Cluster TLS & Security
How Nimbus secures agent-to-controller traffic with TLS fingerprint pinning, why self-signed certs are fine, and how to rotate or customize the cluster cert.
Nimbus cluster mode uses a dedicated TLS-encrypted WebSocket between the controller and each agent. This page explains the trust model, how to set it up, and how to rotate the certificate.
Threat Model
The cluster channel carries:
- The cluster token (shared secret for agent authentication)
- Service start/stop commands and configuration
- File transfers (templates, server JARs, config patches)
- Live stdout and state updates from agent-managed processes
An attacker on the network between controller and agent could — if the channel were unencrypted or unauthenticated — inject service commands, steal the cluster token, or replace template files with malicious ones. TLS with certificate pinning prevents this.

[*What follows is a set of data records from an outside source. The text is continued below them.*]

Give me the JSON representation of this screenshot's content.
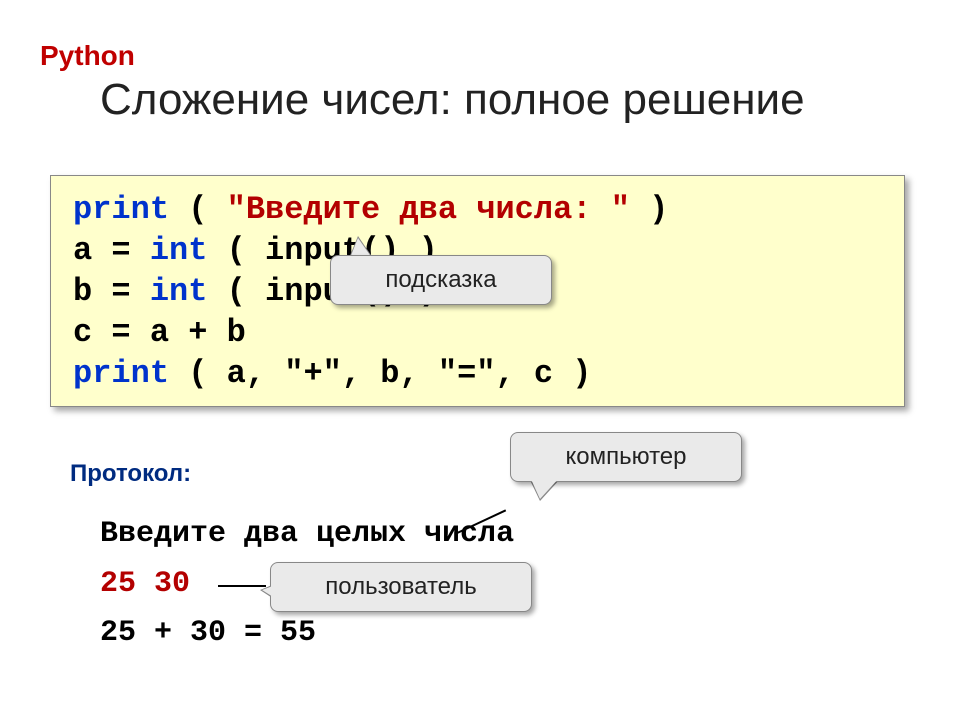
{
  "header": {
    "language": "Python",
    "title": "Сложение чисел: полное решение"
  },
  "code": {
    "line1_kw": "print",
    "line1_paren_open": " ( ",
    "line1_str": "\"Введите два числа: \"",
    "line1_paren_close": " )",
    "line2_pre": "a = ",
    "line2_kw": "int",
    "line2_post": " ( input() )",
    "line3_pre": "b = ",
    "line3_kw": "int",
    "line3_post": " ( input() )",
    "line4": "c = a + b",
    "line5_kw": "print",
    "line5_post": " ( a, \"+\", b, \"=\", c )"
  },
  "callouts": {
    "hint": "подсказка",
    "computer": "компьютер",
    "user": "пользователь"
  },
  "protocol": {
    "label": "Протокол:",
    "line1": "Введите два целых числа",
    "line2": "25 30",
    "line3": "25 + 30 = 55"
  }
}
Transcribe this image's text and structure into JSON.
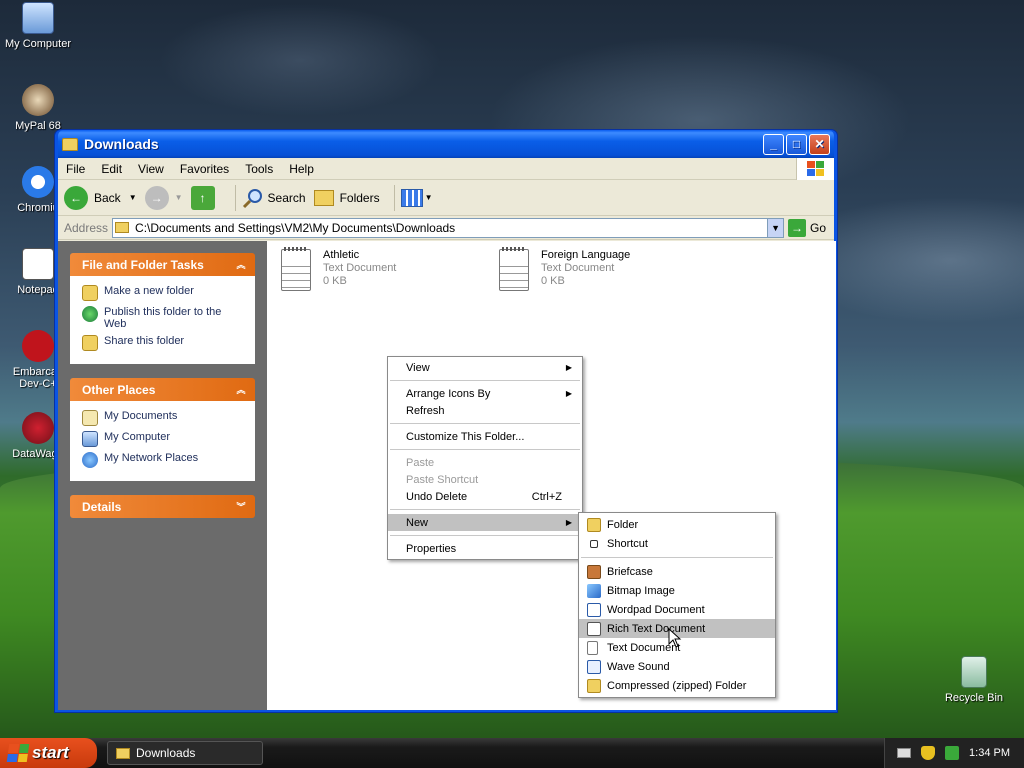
{
  "desktop": {
    "icons": [
      {
        "label": "My Computer"
      },
      {
        "label": "MyPal 68"
      },
      {
        "label": "Chromiu"
      },
      {
        "label": "Notepad"
      },
      {
        "label": "Embarcad Dev-C+"
      },
      {
        "label": "DataWago"
      },
      {
        "label": "Recycle Bin"
      }
    ]
  },
  "window": {
    "title": "Downloads",
    "buttons": {
      "minimize": "_",
      "maximize": "□",
      "close": "✕"
    }
  },
  "menubar": [
    "File",
    "Edit",
    "View",
    "Favorites",
    "Tools",
    "Help"
  ],
  "toolbar": {
    "back": "Back",
    "search": "Search",
    "folders": "Folders"
  },
  "address": {
    "label": "Address",
    "path": "C:\\Documents and Settings\\VM2\\My Documents\\Downloads",
    "go": "Go"
  },
  "taskpane": {
    "file_tasks": {
      "title": "File and Folder Tasks",
      "items": [
        "Make a new folder",
        "Publish this folder to the Web",
        "Share this folder"
      ]
    },
    "other_places": {
      "title": "Other Places",
      "items": [
        "My Documents",
        "My Computer",
        "My Network Places"
      ]
    },
    "details": {
      "title": "Details"
    }
  },
  "files": [
    {
      "name": "Athletic",
      "type": "Text Document",
      "size": "0 KB"
    },
    {
      "name": "Foreign Language",
      "type": "Text Document",
      "size": "0 KB"
    }
  ],
  "context_menu": {
    "view": "View",
    "arrange": "Arrange Icons By",
    "refresh": "Refresh",
    "customize": "Customize This Folder...",
    "paste": "Paste",
    "paste_shortcut": "Paste Shortcut",
    "undo": "Undo Delete",
    "undo_shortcut": "Ctrl+Z",
    "new": "New",
    "properties": "Properties"
  },
  "new_submenu": {
    "folder": "Folder",
    "shortcut": "Shortcut",
    "briefcase": "Briefcase",
    "bitmap": "Bitmap Image",
    "wordpad": "Wordpad Document",
    "rtf": "Rich Text Document",
    "text": "Text Document",
    "wave": "Wave Sound",
    "zip": "Compressed (zipped) Folder"
  },
  "taskbar": {
    "start": "start",
    "task": "Downloads",
    "clock": "1:34 PM"
  },
  "colors": {
    "titlebar": "#0a5ee8",
    "panel_head": "#e06a12",
    "highlight": "#c1c1c1"
  }
}
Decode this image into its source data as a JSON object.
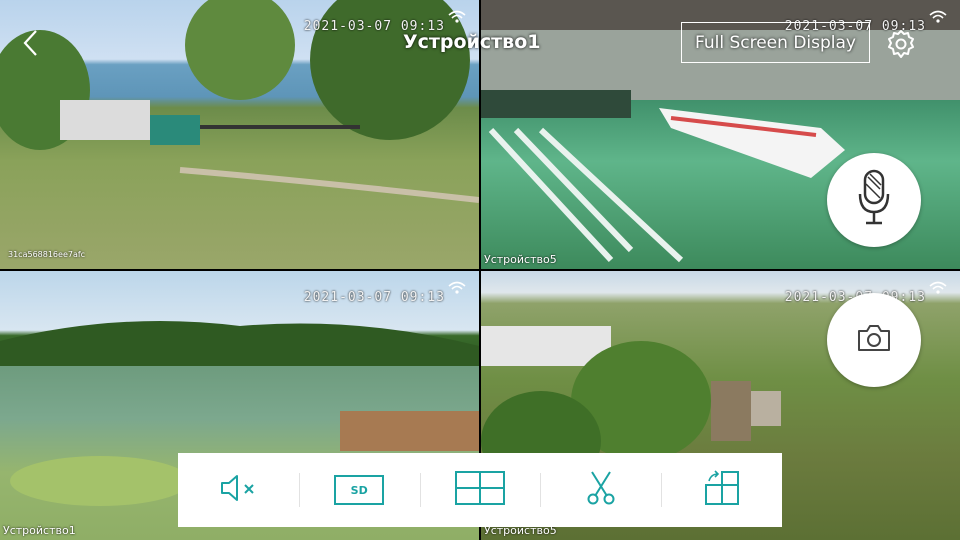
{
  "header": {
    "title": "Устройство1",
    "fullscreen_label": "Full Screen Display",
    "back_icon": "chevron-left-icon",
    "settings_icon": "gear-icon"
  },
  "tiles": [
    {
      "label": "",
      "uid": "31ca568816ee7afc",
      "timestamp": "2021-03-07 09:13"
    },
    {
      "label": "Устройство5",
      "uid": "",
      "timestamp": "2021-03-07 09:13"
    },
    {
      "label": "Устройство1",
      "uid": "",
      "timestamp": "2021-03-07 09:13"
    },
    {
      "label": "Устройство5",
      "uid": "",
      "timestamp": "2021-03-07 09:13"
    }
  ],
  "controls": {
    "mic_icon": "microphone-icon",
    "camera_icon": "camera-icon"
  },
  "toolbar": {
    "mute_icon": "speaker-muted-icon",
    "quality_label": "SD",
    "layout_icon": "grid-layout-icon",
    "clip_icon": "scissors-icon",
    "rotate_icon": "rotate-screen-icon"
  },
  "colors": {
    "accent": "#1aa3a3",
    "toolbar_bg": "#ffffff",
    "overlay_text": "#ffffff"
  }
}
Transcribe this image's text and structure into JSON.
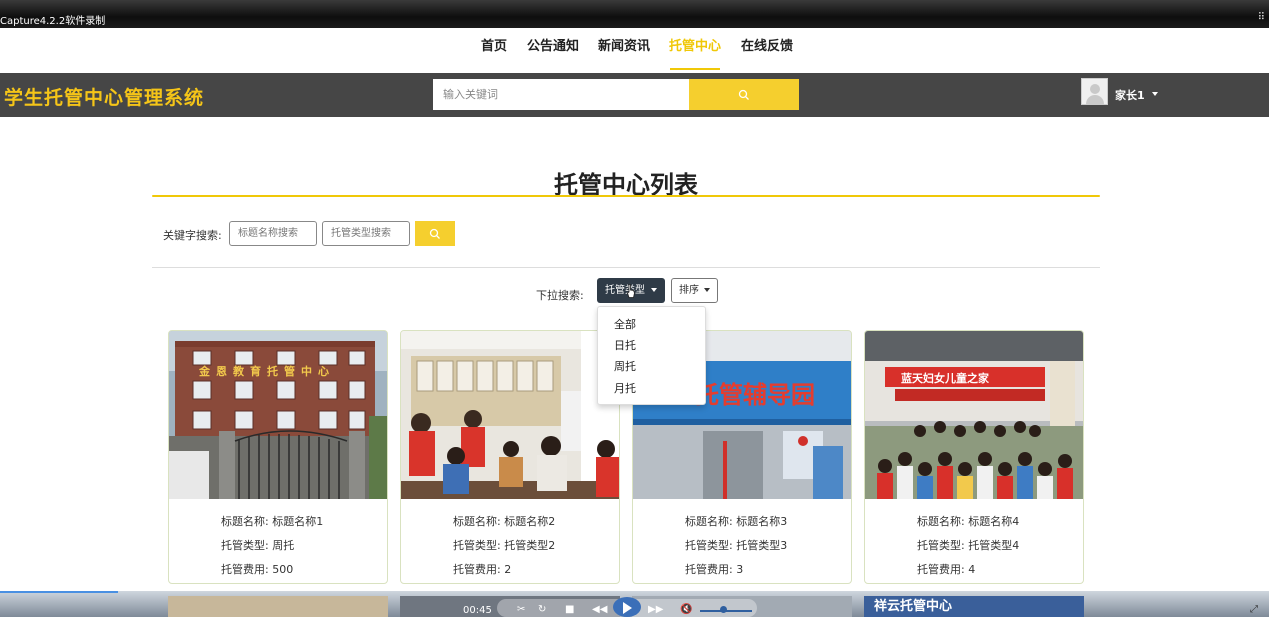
{
  "window": {
    "title": "Capture4.2.2软件录制"
  },
  "topnav": {
    "items": [
      {
        "label": "首页"
      },
      {
        "label": "公告通知"
      },
      {
        "label": "新闻资讯"
      },
      {
        "label": "托管中心",
        "active": true
      },
      {
        "label": "在线反馈"
      }
    ]
  },
  "header": {
    "logo": "学生托管中心管理系统",
    "search_placeholder": "输入关键词",
    "username": "家长1"
  },
  "page": {
    "title": "托管中心列表",
    "keyword_label": "关键字搜索:",
    "title_search_placeholder": "标题名称搜索",
    "type_search_placeholder": "托管类型搜索",
    "dropdown_label": "下拉搜索:",
    "type_dropdown_label": "托管类型",
    "sort_dropdown_label": "排序",
    "type_options": [
      "全部",
      "日托",
      "周托",
      "月托"
    ]
  },
  "cards": [
    {
      "name_label": "标题名称:",
      "name": "标题名称1",
      "type_label": "托管类型:",
      "type": "周托",
      "fee_label": "托管费用:",
      "fee": "500",
      "image_text": "金恩教育托管中心"
    },
    {
      "name_label": "标题名称:",
      "name": "标题名称2",
      "type_label": "托管类型:",
      "type": "托管类型2",
      "fee_label": "托管费用:",
      "fee": "2",
      "image_text": ""
    },
    {
      "name_label": "标题名称:",
      "name": "标题名称3",
      "type_label": "托管类型:",
      "type": "托管类型3",
      "fee_label": "托管费用:",
      "fee": "3",
      "image_text": "托管辅导园"
    },
    {
      "name_label": "标题名称:",
      "name": "标题名称4",
      "type_label": "托管类型:",
      "type": "托管类型4",
      "fee_label": "托管费用:",
      "fee": "4",
      "image_text": "蓝天妇女儿童之家"
    }
  ],
  "player": {
    "time": "00:45",
    "next_row_image_text": "祥云托管中心"
  },
  "colors": {
    "accent": "#f0c808",
    "header_bg": "#464646",
    "dropdown_bg": "#2f3b47"
  }
}
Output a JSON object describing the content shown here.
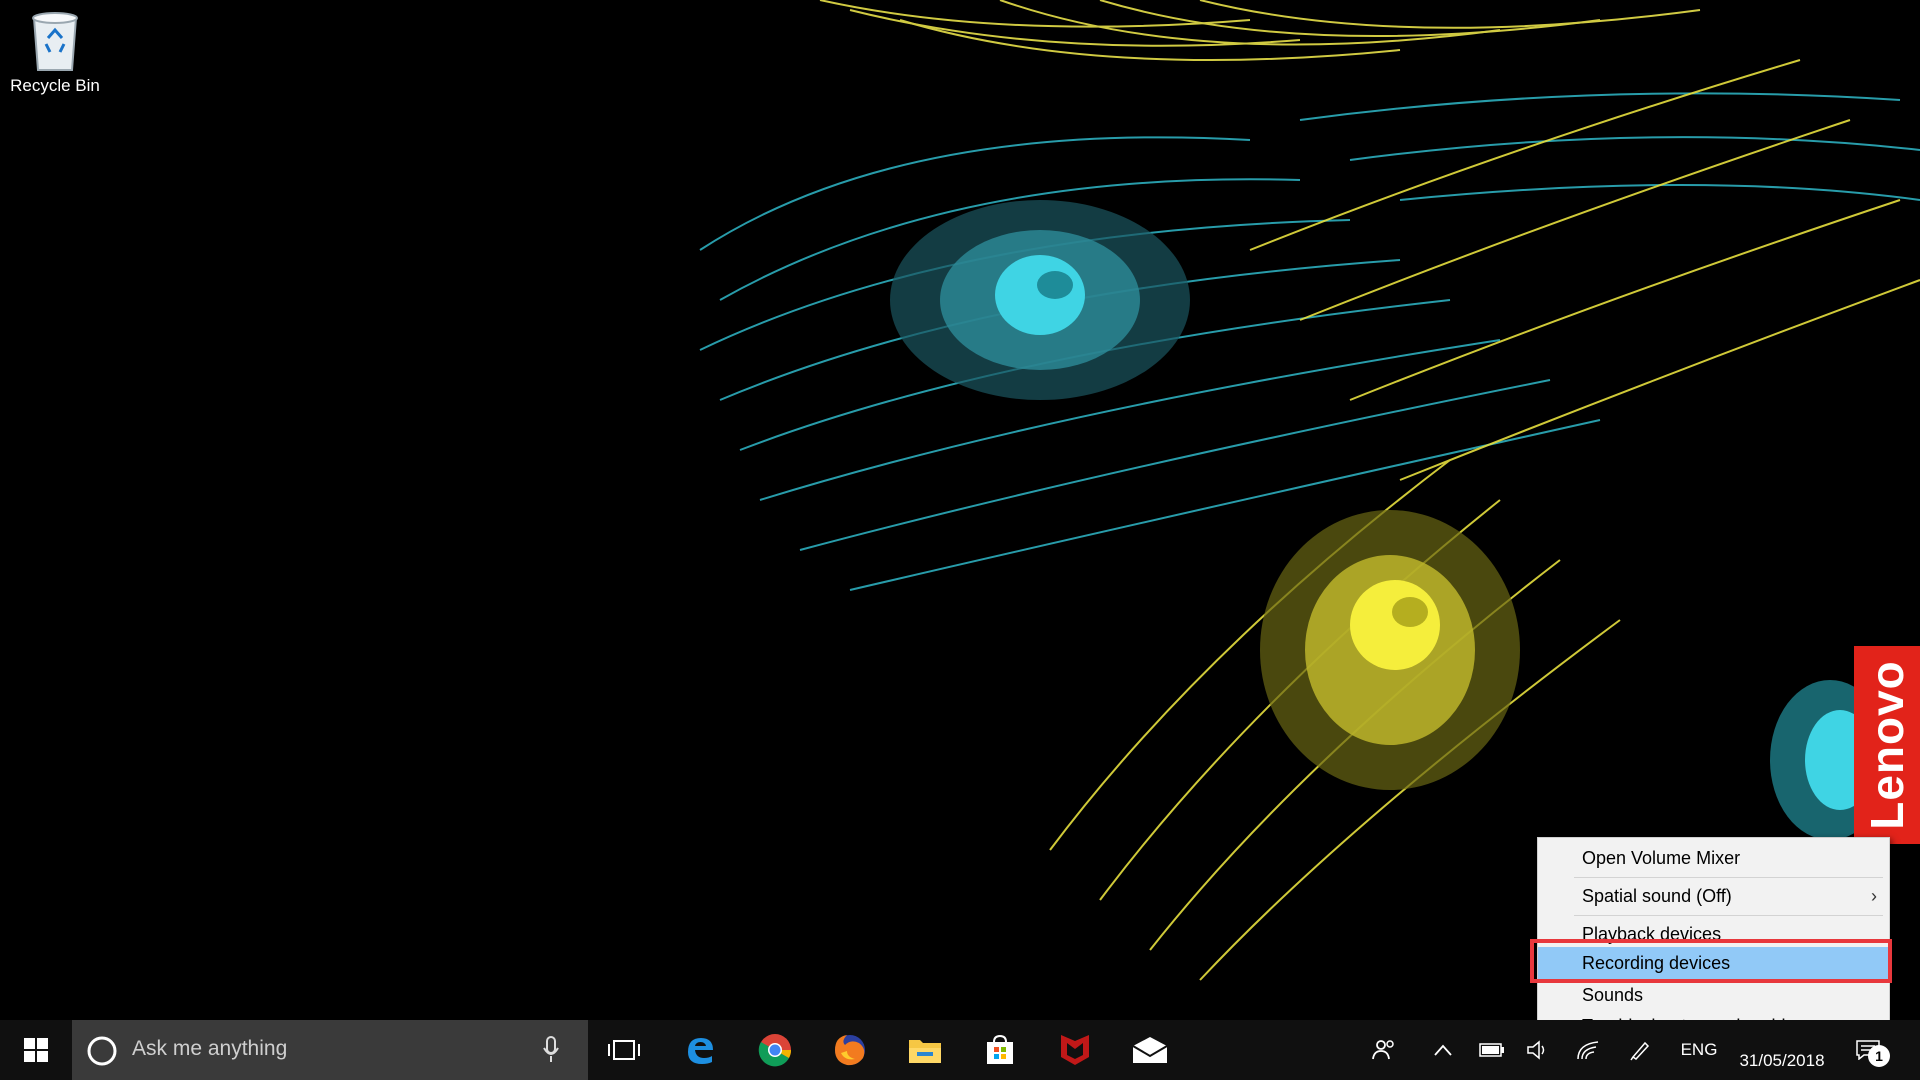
{
  "desktop": {
    "icons": [
      {
        "label": "Recycle Bin",
        "icon": "recycle-bin-icon"
      }
    ],
    "brand_tab": "Lenovo"
  },
  "context_menu": {
    "items": [
      {
        "label": "Open Volume Mixer",
        "has_submenu": false
      },
      {
        "label": "Spatial sound (Off)",
        "has_submenu": true,
        "submenu_glyph": "›"
      },
      {
        "label": "Playback devices",
        "has_submenu": false
      },
      {
        "label": "Recording devices",
        "has_submenu": false,
        "selected": true
      },
      {
        "label": "Sounds",
        "has_submenu": false
      },
      {
        "label": "Troubleshoot sound problems",
        "has_submenu": false
      }
    ],
    "highlight_color": "#e8383d",
    "selection_color": "#91c9f7"
  },
  "taskbar": {
    "search_placeholder": "Ask me anything",
    "pinned_apps": [
      "edge-icon",
      "chrome-icon",
      "firefox-icon",
      "file-explorer-icon",
      "store-icon",
      "mcafee-icon",
      "mail-icon"
    ],
    "tray": {
      "language": "ENG",
      "date": "31/05/2018",
      "notification_count": "1"
    }
  }
}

What's protected: confidentiality + integrity + authentication of the agent ↔ controller channel. What's not: the cluster token itself must be distributed securely (don't paste it into public chat). The bootstrap endpoint delivers the cert over plain HTTP, gated by the cluster token — if the token leaks, an attacker can fetch the cert material, but cert material is public by design.
Why Self-Signed Certs Are Fine
A common misconception: "self-signed = insecure." That's wrong. Self-signed certs encrypt just as well as CA-issued ones. The only thing they lack is automatic trust via a well-known Certificate Authority.
Nimbus solves this with fingerprint pinning: the agent is configured with the SHA-256 fingerprint of exactly one controller cert, and refuses to connect to anything else. This is:
- ✅ Immune to MITM — an attacker would need the controller's private key, which never leaves
config/cluster.jks. - ✅ Immune to CA compromise — no public CA is trusted, so a rogue CA can't issue a cert for your controller.
- ✅ Zero ops — no renewal schedule, no Let's Encrypt ACME dance, no 90-day churn.
This is the same trust model SSH uses when you accept a host key on first connection.
Trust-On-First-Use Flow
- Controller starts →
TlsHelper.ensureKeyStoregeneratesconfig/cluster.jks(RSA-4096, self-signed, 10-year validity) if it doesn't already exist. - User runs
cluster bootstrap-urlon the controller → gets the REST URL and cluster token. - User starts the agent for the first time →
SetupWizardprompts for those two values. - Agent calls
GET http://<controller>:8080/api/cluster/bootstrapwithAuthorization: Bearer <cluster-token>. - Controller responds with
{ fingerprint, certPem, wsUrl, validUntil, sans }. - Agent displays the fingerprint + expiry → user confirms with
Y. - Wizard saves
trusted_fingerprintandcontroller(thewsUrlfrom the response) intoagent.toml. - Agent connects to the controller via
wss://. The pinned trust manager validates the server's leaf certificate SHA-256 against the stored fingerprint. No CA chain, no hostname verification — the fingerprint is the only trust anchor.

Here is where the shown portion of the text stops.